This Article is From Aug 20, 2012

Beni Prasad Verma says 2014 polls will be Rahul Gandhi vs Narendra Modi

Beni Prasad Verma says 2014 polls will be Rahul Gandhi vs Narendra Modi
Barabanki, Uttar Pradesh: The Congress and the BJP are yet to get there, but Union Minister Beni Prasad Verma today declared that the 2014 general elections would be a direct contest between Rahul Gandhi and Narendra Modi.

Mr Verma's effort aimed not so much at declaring the election plans of his party, the Congress, or indeed at predicting who the BJP's candidate for prime minister two years later would be. He was trying to spite Mulayam Singh Yadav, his party chief for many years before he quit the Samajwadi Party to join the Congress. It rounded off a trip that has seen the minister make faux pas after faux pas. 

The Steel Minister has been on a steady anti-Mulayam tirade on a visit to Uttar Pradesh. Today he said, "Do you think Mulayam Singh Yadav will form government at the Centre in 2014? It will either be Rahul Gandhi or Narendra Modi who will form government. These parties in-between will be nowhere, they are wasting the people's time."

Talk of a Rahul-Modi contest is not new. But the Congress has so far seemed queasy about a direct comparison between the two. So much, that Rahul Gandhi's campaign programme for the Gujarat elections, to be held in a few months, is still not even in the works. Narendra Modi is the Chief Minister of Gujarat and is widely seen as the BJP's best bet to lead the party in the 2014 general elections.
   
Many senior Congressmen have been hinting broadly that it is time for Rahul Gandhi to take on a bigger role. But Mr Verma's rather direct assertion juxtaposing Mr Gandhi with Mr Modi is unlikely to win him many fans within the party. Especially as it comes from a leader who has worked closely with Rahul Gandhi in UP; though this is not the first time Mr Verma has put foot in the mouth when talking about Mr Gandhi. In February, during the UP election campaign, he had said aloud what was only discussed in whispers - that Rahul would replace Manmohan Singh as the Congress' candidate for prime minister in 2014.
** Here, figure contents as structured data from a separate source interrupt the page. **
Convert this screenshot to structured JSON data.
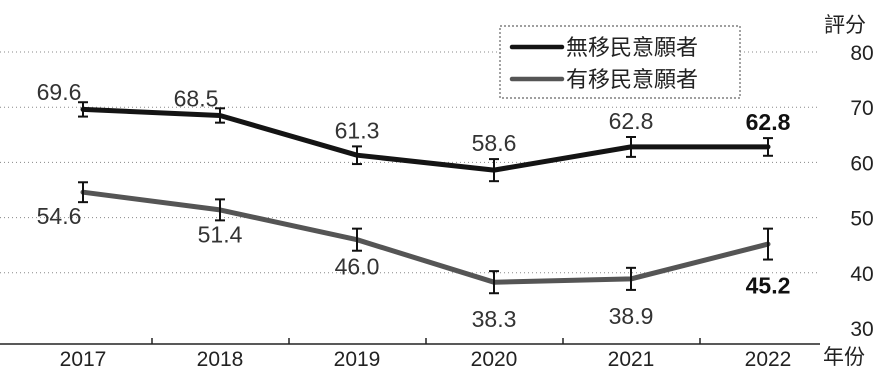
{
  "chart_data": {
    "type": "line",
    "categories": [
      "2017",
      "2018",
      "2019",
      "2020",
      "2021",
      "2022"
    ],
    "series": [
      {
        "name": "無移民意願者",
        "values": [
          69.6,
          68.5,
          61.3,
          58.6,
          62.8,
          62.8
        ],
        "color": "#141414"
      },
      {
        "name": "有移民意願者",
        "values": [
          54.6,
          51.4,
          46.0,
          38.3,
          38.9,
          45.2
        ],
        "color": "#555555"
      }
    ],
    "value_labels": [
      [
        "69.6",
        "68.5",
        "61.3",
        "58.6",
        "62.8",
        "62.8"
      ],
      [
        "54.6",
        "51.4",
        "46.0",
        "38.3",
        "38.9",
        "45.2"
      ]
    ],
    "error_half": [
      [
        1.3,
        1.3,
        1.6,
        2.0,
        1.8,
        1.6
      ],
      [
        1.8,
        1.9,
        2.0,
        2.0,
        2.0,
        2.8
      ]
    ],
    "ylabel": "評分",
    "xlabel": "年份",
    "yticks": [
      30,
      40,
      50,
      60,
      70,
      80
    ],
    "ylim": [
      30,
      80
    ],
    "grid": "dotted horizontal",
    "legend_position": "top-right"
  }
}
Congress leader Keshav Rao tried to play down Mr Verma's words today saying, "Every party is talking about Rahul Gandhi. He stands out...There are internal contradictions as far as BJP is concerned, so you cannot say anything about Modi as you can about Rahul."

The BJP has no such problems and is grinning. Party spokesman Siddharth Nath Singh said, "Mulayam Singh Yadav's efforts to form a Third Front are indeed like a mirage. It will be either a Congress-led government or a BJP-led government in 2014."   

The Congress' more immediate task will be soothing the ruffled feathers of Mulayam Singh Yadav. Mr Verma's words today came on top of what he had said yesterday. "Mulayam Singh has gone mad. His dream of forming a government at the Centre will never be realized," he told reporters in Barabanki near Lucknow.

Mr Verma accused Mr Yadav of interfering with the UP government that the latter's son Akhilesh Yadav runs and said the father was not allowing the son's government to function properly. Akhilesh was spared his ire; he said the UP chief minister was like a son to him and he wouldn't blame what he called the government's failings, on him.

The SP has called the Congress minister's comments irresponsible. Parliament is in session and the Congress-led UPA, with its tenuous numbers, counts on Mulayam Singh Yadav's friendship and support. It will find it difficult to defend its runaway minister's latest comments.

This is not the first time that the Congress has had Beni trouble. In February this year, Mr Verma was in trouble over his remarks on the minority sub-quota at an election rally in Farukkhabad during the UP Assembly elections. He was let off with a warning by the Election Commission, but many in the Congress blame much of the party's UP debacle on him.

At yesterday's function in Barabanki, the minister courted more trouble when he said he was happy with the rising prices of the food items as it would benefit farmers. "Dal, atta, vegetables have all become expensive. The more the prices rise, the better it is. I am very happy with inflation," he said.

Mr Verma's inflation rationale has been slammed by the Opposition. "The Congress leaders are not affected by inflation at all. They are turning a blind eye to what inflation is doing to people. Hence, they are saying senseless things like farmers are benefitting from inflation. This shows the Congress' mentality," BJP's Shahnawaz Hussain said.

The Congress today tried to distance itself from Mr Verma's comments. "We put a stop on interest rate to control inflation. You should know that inflation is a matter of concern. I will offer sweets to him (Beni Prasad Verma) and ask him to keep his words sweet," said Union Minister Salman Khurshid.

Mr Verma is a powerful leader of the Kurmi community in Uttar Pradesh and served as Mulayam Singh Yadav's Public Works Department (PWD) Minister in UP. But he fell out with the Samajwadi Party chief in 2007 and contested the 2009 Lok Sabha elections on a Congress ticket.